In the column, Ne'eman and Zeldin expressed concern over the erosion of civil rights in Israel and encouraged American Jews to support Israeli social activists as an alternative to boycotting Israel. The pair also described an initiative they were launching—the Campaign for Jewish Values in the State of Israel—which would encourage temple congregants to both donate money to Israeli civil-rights groups and invest in debt securities issued by the Israeli government.

In the column, Ne'eman stated the following (em dashes added for readability):

Last year, I (Ari) stood before my congregation on Yom Kippur, proud to hold an Israel Bonds card in my hand and speak about the ways in which Israel has transformed the lives of American Jewry for the better: "We can make an unequivocal bet on America, be as Jewish and American as we want to be at the same time, because if the bet is wrong—if like Jews in Spain and Germany and Poland and Iraq and Egypt and Algeria we discover that our neighbors are not the people we thought they were—thanks to the State of Israel we will not pay for it with our lives or the lives of our children."

In 2025, Ne'eman and Zeldin appeared on the A New Union (ANU) electoral slate for the 39th World Zionist Congress.
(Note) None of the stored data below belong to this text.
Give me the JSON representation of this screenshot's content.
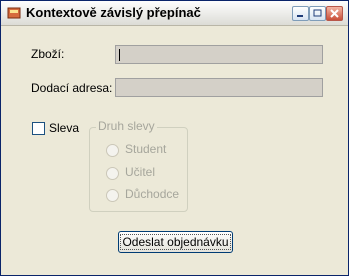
{
  "window": {
    "title": "Kontextově závislý přepínač"
  },
  "form": {
    "zbozi_label": "Zboží:",
    "zbozi_value": "",
    "adresa_label": "Dodací adresa:",
    "adresa_value": "",
    "sleva_label": "Sleva",
    "sleva_checked": false,
    "group_title": "Druh slevy",
    "options": [
      "Student",
      "Učitel",
      "Důchodce"
    ],
    "submit_label": "Odeslat objednávku"
  }
}
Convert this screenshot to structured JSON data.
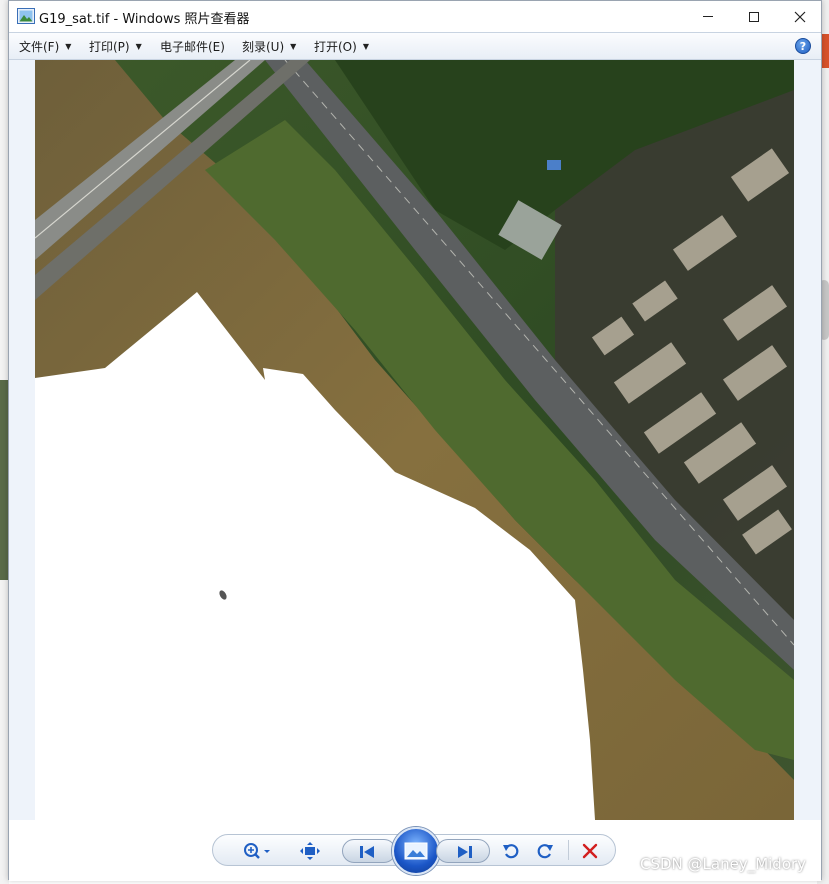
{
  "window": {
    "title": "G19_sat.tif - Windows 照片查看器"
  },
  "menu": {
    "items": [
      {
        "label": "文件(F)"
      },
      {
        "label": "打印(P)"
      },
      {
        "label": "电子邮件(E)"
      },
      {
        "label": "刻录(U)"
      },
      {
        "label": "打开(O)"
      }
    ],
    "help_label": "?"
  },
  "image": {
    "name": "G19_sat.tif"
  },
  "watermark": "CSDN @Laney_Midory",
  "colors": {
    "accent": "#1f5fc4",
    "delete_red": "#d21f1f",
    "river": "#7c6a3b",
    "vegetation": "#2f4f22"
  },
  "icons": {
    "zoom": "zoom-icon",
    "fit": "fit-to-window-icon",
    "previous": "previous-icon",
    "slideshow": "slideshow-icon",
    "next": "next-icon",
    "rotate_ccw": "rotate-counterclockwise-icon",
    "rotate_cw": "rotate-clockwise-icon",
    "delete": "delete-icon"
  }
}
ANU collectively received 1,504 votes in advance of the congress (out of 224,969 votes), earning them the right to send one delegate. On their official website, the ANU slate members (116 in total) collectively identified themselves as millennials and members of Generation Z who were "proud Zionists." They also stated on their website and in promotional literature:

We believe that the dream of swords being turned into plowshares can only be achieved by a two-state solution that allows Israelis and Palestinians to live peacefully side-by-side, advancing our aspiration for regional peace and the full acceptance of Israel into the global community.

== Personal life ==
Ne'eman married Rabbi Ruti Regan, a rabbinic disability scholar and disability rights activist, in July 2017. The same year, Regan became the first openly autistic person to graduate from the Jewish Theological Seminary.